FIRE. Financial Independence Retire Early.  It’s a wonderful concept isn’t it? What hard worker doesn’t want to achieve FIRE earlier rather than later?

The majority of blogs dedicated to this concept are centered around millennial’s who aren’t married and don’t have children. Please note, I am not discrediting their achievements in ANY way. I wish I had their moxey when I was their age and aggressively focused on FIRE before other aspects of life (ahem, children) got in the way.

Where I tend to get hung up on the FIRE concept is the word Independence. Can parents truly be independent when they have kids? I feel like the answer is no…given the fact I can’t use the bathroom without at least one child bursting in to show me a toy.
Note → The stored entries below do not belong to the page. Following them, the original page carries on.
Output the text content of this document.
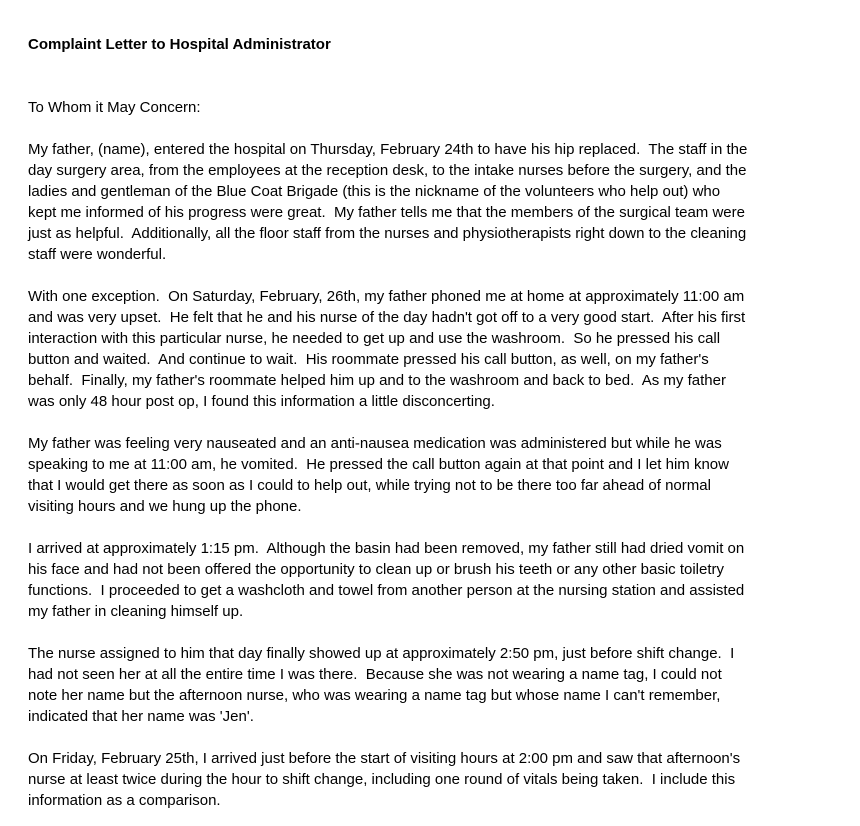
Complaint Letter to Hospital Administrator

To Whom it May Concern:

My father, (name), entered the hospital on Thursday, February 24th to have his hip replaced.  The staff in the
day surgery area, from the employees at the reception desk, to the intake nurses before the surgery, and the
ladies and gentleman of the Blue Coat Brigade (this is the nickname of the volunteers who help out) who
kept me informed of his progress were great.  My father tells me that the members of the surgical team were
just as helpful.  Additionally, all the floor staff from the nurses and physiotherapists right down to the cleaning
staff were wonderful.

With one exception.  On Saturday, February, 26th, my father phoned me at home at approximately 11:00 am
and was very upset.  He felt that he and his nurse of the day hadn't got off to a very good start.  After his first
interaction with this particular nurse, he needed to get up and use the washroom.  So he pressed his call
button and waited.  And continue to wait.  His roommate pressed his call button, as well, on my father's
behalf.  Finally, my father's roommate helped him up and to the washroom and back to bed.  As my father
was only 48 hour post op, I found this information a little disconcerting.

My father was feeling very nauseated and an anti-nausea medication was administered but while he was
speaking to me at 11:00 am, he vomited.  He pressed the call button again at that point and I let him know
that I would get there as soon as I could to help out, while trying not to be there too far ahead of normal
visiting hours and we hung up the phone.

I arrived at approximately 1:15 pm.  Although the basin had been removed, my father still had dried vomit on
his face and had not been offered the opportunity to clean up or brush his teeth or any other basic toiletry
functions.  I proceeded to get a washcloth and towel from another person at the nursing station and assisted
my father in cleaning himself up.

The nurse assigned to him that day finally showed up at approximately 2:50 pm, just before shift change.  I
had not seen her at all the entire time I was there.  Because she was not wearing a name tag, I could not
note her name but the afternoon nurse, who was wearing a name tag but whose name I can't remember,
indicated that her name was 'Jen'.

On Friday, February 25th, I arrived just before the start of visiting hours at 2:00 pm and saw that afternoon's
nurse at least twice during the hour to shift change, including one round of vitals being taken.  I include this
information as a comparison.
But maybe I’m wrong? I set out to Google to find out.

First search: FIRE with kids.

I found only one site and it was a physician who discusses the cost of having children. Spoiler alert! It’s EXPENSIVE! Around $5,000 to $20,000 a year depending on age. I’m sinking into a pit of despair here!

Second search: Is FIRE possible with kids?

There are a lot of Reddit posts where people ask this questions. Responses are positive but it seems like your dream of retiring early is pushed back a few years and you’re looking at late 40’s/early 50’s.

Ok, I can handle that.

But what about saving for college? It seems like a lot of posters are more focused on their own retirement dreams than their children’s education. NOT ALL! But many came out of school with student loan debt and are OK with their children sharing the same path.

Personally, I want to be able to help my children with their tuition. I want to help them pay for their car (not all of it!), insurance, cell phone, etc. I also want to travel the world with them. I think that kicks me out of the FIRE movement.

But before the above expenses befall us, I use these tips to save more when it comes to the kids:

  1. Don’t buy new. Young kids have no idea if what they’re wearing or playing with is new or used. So, head to consignment stores and yard sales to pick up items they actually need.
  2. Cut down on holiday spending – don’t make every Christmas, Easter, birthday, etc an excuse to shower your children with expensive gifts. They will expect it every year. Instead, give them experiences with you at a museum, vacation, outing.
  3. Enough with the toys – if there’s one item my children don’t need, it’s a toy. I am constantly thinning out their junk to save me from cleaning it up. Oftentimes, my son enjoys playing with the box more than the toy itself. This helps expand their creativity too.
  4. Teach them to love the outdoors instead of indoor entertainment (ipads, video games, tv, etc). I love that my son enjoys riding his bike, going for walks, exploring the woods nearby and playing outside with this friends. It doesn’t matter if it’s 30 degrees outside. He will want to play outdoors more than being inside any day.
  5. As they get older, have them contribute to the household chores and choose an allowance that’s suitable for their age. Have them learn early that hard work pays off and that nothing in life is free. This helps them save up for items they really want.
  6. If they want a car, tell them to get a job! I have been working since I was 15 years old. You can be damn sure my kids will too.
  7. Move to an area with a strong school district. Nothing can eat away at a budget faster than private school!

So long story short, it seems like FIRE is possible but with the conclusion that it may happen later than you want it to given the added costs children bring to your bottom line. Factor them into your budget.

If I can retire by the time my children go off to college then I will consider that a win.